On the business front, mobile phone operator, Econet, invests US$94 million in its Zimbabwean operation to boost capacity.
In April, Tsvangirai visits the EU and US to bridge severed diplomatic ties with the international community but the trip is downplayed by state media.
In September, the International Monetary Fund releases US$510 million to Zimbabwe in Special Drawing Rights.
In the same month, the Supreme Court of Zimbabwe stays permanently the prosecution of former television news anchor and human rights activists Jestina Mukoko and others after ruling that they were unlawfully arrested and tortured by state spies for allegedly trying to topple Mugabe’s government.
In November, Zimbabwe and South Africa finally sign a long-mooted Bilateral Investment Promotion and Protection Agreement with the Zimbabwe government promising to respect property rights in a bid to shake off doubts over the country’s high risk perception.
The battle between Moxon and Chanakira to control Kingdom Meikles Ltd (KML) is settled after the two protagonists agree on the finer details of the company’s demerger.
In December, TN Financial Services announces plans to reverse-list Tedco Ltd, the fist such announcement of a major deal on the ZSE.
The deal will see the emergence of TN Financial Holdings, a new entrant on the financial services scene strongly aided by Tedco’ branch network.
Finance minister Tendai Biti projects the economy will grow by 7% next year.
John Nkomo elevated to party and national vice-president.

The bad
From March and for the better part of the year, farm invasions continued.
In June, Deputy Youth minister Thamsanga Mhlangu is arrested for stealing former farm invasions commander and war veterans leader Joseph Chinotimba’s cellphone — a Nokia 1110. Mhlangu denies stealing Chinotimba’s cellphone.
He is later acquitted.
In October, Chanakira is airlifted to South Africa after being overwhelmed by stress.
A few weeks later, Econet Capital — an Econet Wireless investment vehicle — sells its 10% stake in KML to a consortium led by Rainbow Tourism Group (RTG) CEO Chipo Mtasa, Temba Mliswa and Philip Chiyangwa.
A few days later, Chanakira emerges with a 49% stake in KFHL after cornering Moxon politically.

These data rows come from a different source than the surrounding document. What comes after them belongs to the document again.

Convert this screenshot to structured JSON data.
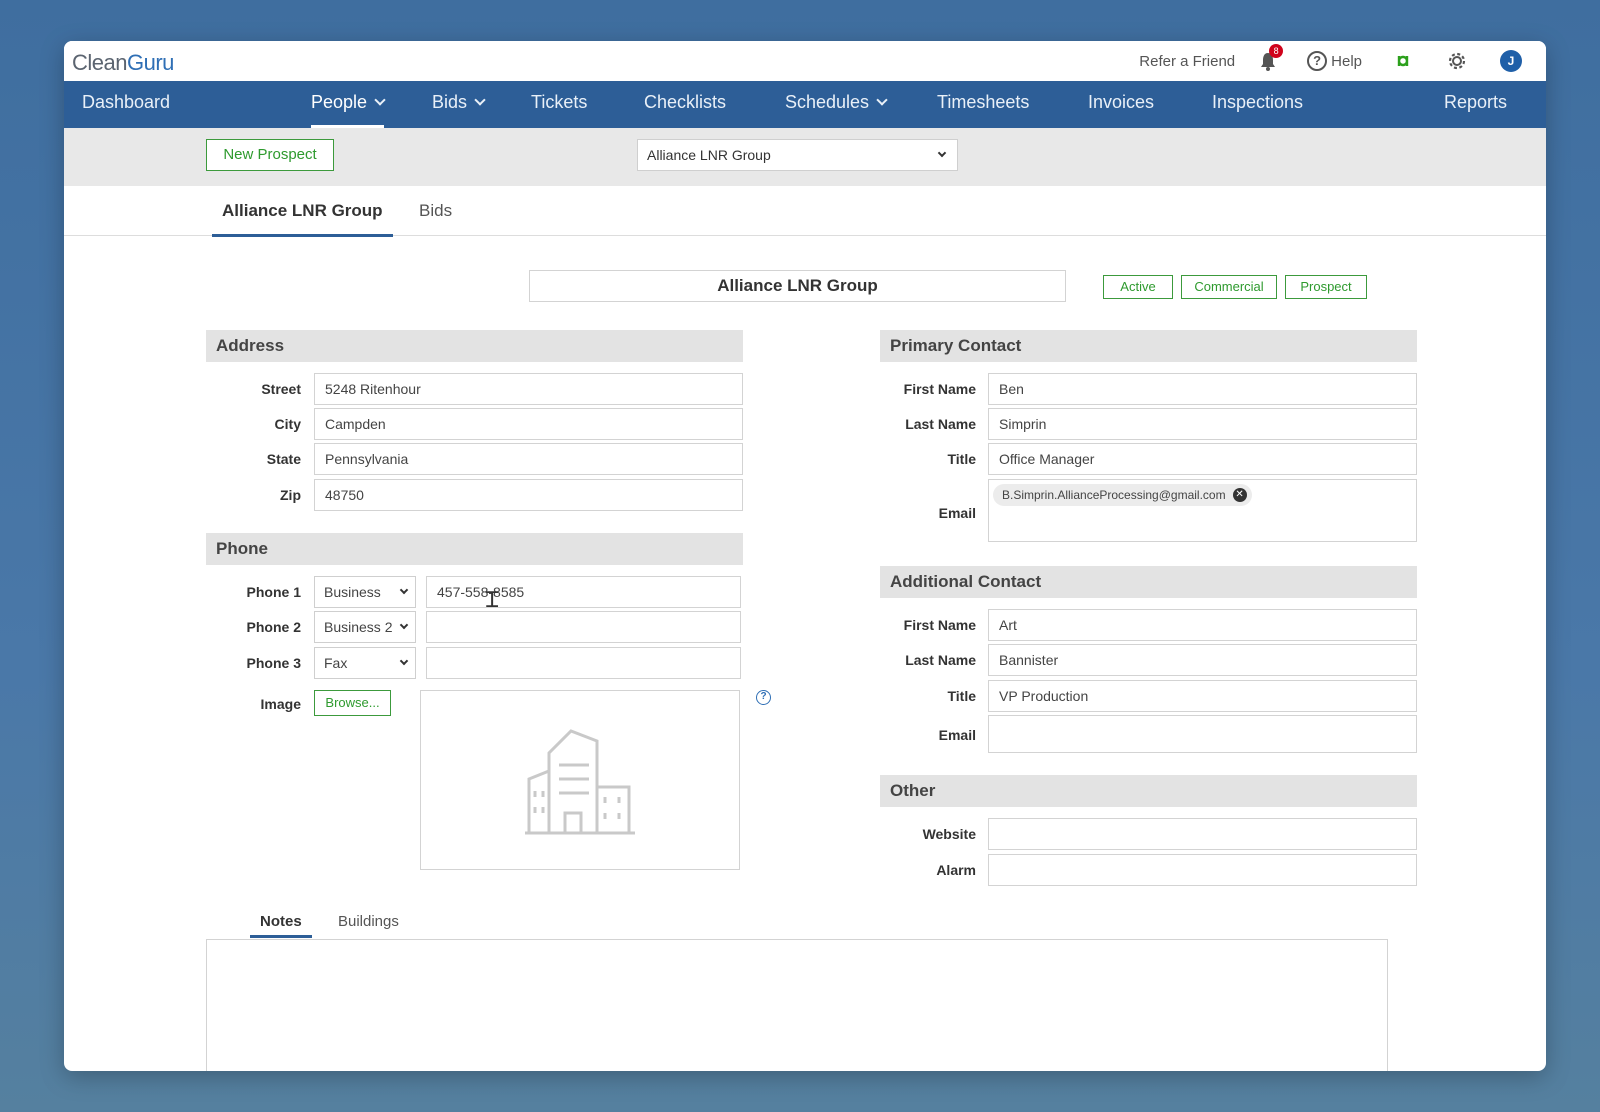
{
  "app": {
    "logo_part1": "Clean",
    "logo_part2": "Guru"
  },
  "topbar": {
    "refer_label": "Refer a Friend",
    "notification_count": "8",
    "help_label": "Help",
    "avatar_initial": "J"
  },
  "nav": {
    "dashboard": "Dashboard",
    "people": "People",
    "bids": "Bids",
    "tickets": "Tickets",
    "checklists": "Checklists",
    "schedules": "Schedules",
    "timesheets": "Timesheets",
    "invoices": "Invoices",
    "inspections": "Inspections",
    "reports": "Reports",
    "active_item": "People"
  },
  "toolbar": {
    "new_prospect_label": "New Prospect",
    "company_selected": "Alliance LNR Group"
  },
  "tabs": {
    "company": "Alliance LNR Group",
    "bids": "Bids"
  },
  "company": {
    "name": "Alliance LNR Group",
    "tags": [
      "Active",
      "Commercial",
      "Prospect"
    ]
  },
  "address": {
    "header": "Address",
    "street_label": "Street",
    "street": "5248 Ritenhour",
    "city_label": "City",
    "city": "Campden",
    "state_label": "State",
    "state": "Pennsylvania",
    "zip_label": "Zip",
    "zip": "48750"
  },
  "phone": {
    "header": "Phone",
    "phone1_label": "Phone 1",
    "phone1_type": "Business",
    "phone1_value": "457-558-8585",
    "phone2_label": "Phone 2",
    "phone2_type": "Business 2",
    "phone2_value": "",
    "phone3_label": "Phone 3",
    "phone3_type": "Fax",
    "phone3_value": "",
    "image_label": "Image",
    "browse_label": "Browse...",
    "info_icon": "?"
  },
  "primary_contact": {
    "header": "Primary Contact",
    "first_name_label": "First Name",
    "first_name": "Ben",
    "last_name_label": "Last Name",
    "last_name": "Simprin",
    "title_label": "Title",
    "title": "Office Manager",
    "email_label": "Email",
    "email": "B.Simprin.AllianceProcessing@gmail.com"
  },
  "additional_contact": {
    "header": "Additional Contact",
    "first_name_label": "First Name",
    "first_name": "Art",
    "last_name_label": "Last Name",
    "last_name": "Bannister",
    "title_label": "Title",
    "title": "VP Production",
    "email_label": "Email",
    "email": ""
  },
  "other": {
    "header": "Other",
    "website_label": "Website",
    "website": "",
    "alarm_label": "Alarm",
    "alarm": ""
  },
  "bottom_tabs": {
    "notes": "Notes",
    "buildings": "Buildings"
  },
  "colors": {
    "nav_bg": "#2d5e97",
    "accent_green": "#2e9a2e",
    "badge_red": "#d0021b"
  },
  "icons": [
    "bell-icon",
    "help-icon",
    "quickbooks-icon",
    "gear-icon",
    "building-icon",
    "info-icon",
    "remove-chip-icon",
    "text-cursor-icon"
  ]
}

The move to exit KML leaves Chanakira without any backing in his fight with
Moxon.
In November, Aico CEO Happymore Mapara is sent on forced leave but he gets a US$1 million golden handshake amid rumours that the executive would have dragged the temple along with him had the board decided to send him away empty handed.

The ugly
IN February, MDC Deputy Agriculture minister-designate, Roy Bennett, is arrested on the day he was supposed to be sworn in.
And Mugabe refuses to swear him in, arguing that Bennett faced “very serious” charges.

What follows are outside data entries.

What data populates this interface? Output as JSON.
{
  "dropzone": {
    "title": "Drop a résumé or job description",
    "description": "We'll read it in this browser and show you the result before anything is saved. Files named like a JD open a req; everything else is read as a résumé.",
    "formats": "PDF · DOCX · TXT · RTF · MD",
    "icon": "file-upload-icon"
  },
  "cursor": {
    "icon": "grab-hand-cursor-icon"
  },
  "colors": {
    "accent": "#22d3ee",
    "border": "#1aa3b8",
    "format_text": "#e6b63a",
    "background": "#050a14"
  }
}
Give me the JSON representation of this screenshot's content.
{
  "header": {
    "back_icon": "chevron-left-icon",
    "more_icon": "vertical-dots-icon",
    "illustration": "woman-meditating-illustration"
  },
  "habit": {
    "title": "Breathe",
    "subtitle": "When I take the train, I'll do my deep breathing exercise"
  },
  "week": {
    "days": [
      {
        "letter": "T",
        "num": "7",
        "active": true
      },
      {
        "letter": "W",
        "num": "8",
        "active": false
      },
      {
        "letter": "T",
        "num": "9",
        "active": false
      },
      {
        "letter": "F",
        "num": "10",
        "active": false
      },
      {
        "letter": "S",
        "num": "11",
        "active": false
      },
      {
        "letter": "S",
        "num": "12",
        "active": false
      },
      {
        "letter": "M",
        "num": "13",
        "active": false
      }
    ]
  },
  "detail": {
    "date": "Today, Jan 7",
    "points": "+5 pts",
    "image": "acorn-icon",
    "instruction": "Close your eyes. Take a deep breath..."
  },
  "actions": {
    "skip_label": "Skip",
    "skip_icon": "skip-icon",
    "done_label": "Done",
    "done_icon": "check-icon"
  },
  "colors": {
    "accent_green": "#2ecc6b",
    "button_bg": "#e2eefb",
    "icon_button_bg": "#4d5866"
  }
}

Vice-President Joseph Msika dies in August sparking a power struggle.
In October, Bennett is re-arrested on charges of attempting to topple Mugabe’s government. In the same month the MDC, citing lack of sincerity on Zanu PF’s part in resolving outstanding issues of the GPA, announces a disengagement from government.
After a fortnight of boycotting cabinet and government duties, MDC re-joins the unity government at the behest of the Sadc troika on politics, defence and security, which ordered a fresh round of talks.
In October, weapons of war, 20 AK-47s and a shotgun, are stolen from Pomona military base. The usual suspect, MDC-T, is fingered in the latest plot to destabilise government and an army major commanding the base reportedly commits suicide while in military detention.  MDC transport manager Pasco Gwezere is arrested over the arms and is languishing in remand prison despite the High Court granting him bail. The state invoked provisions of the law to keep him in gaol.
A new list of outstanding GPA issues balloons to over 20 further widening the differences. The new issues included the demand for security reforms, the setting up of the national economic council, the failure to kick start national healing, working relationships between Mugabe and Tsvangirai and land audit, etc. 
In the same month, the parties fail to meet the troika’s deadline to resolve the sticking points.
In October, a Bulawayo man alleges being sexually harassed by John Nkomo — a move seen as part of the dogfight for the vice-presidency in Zanu PF.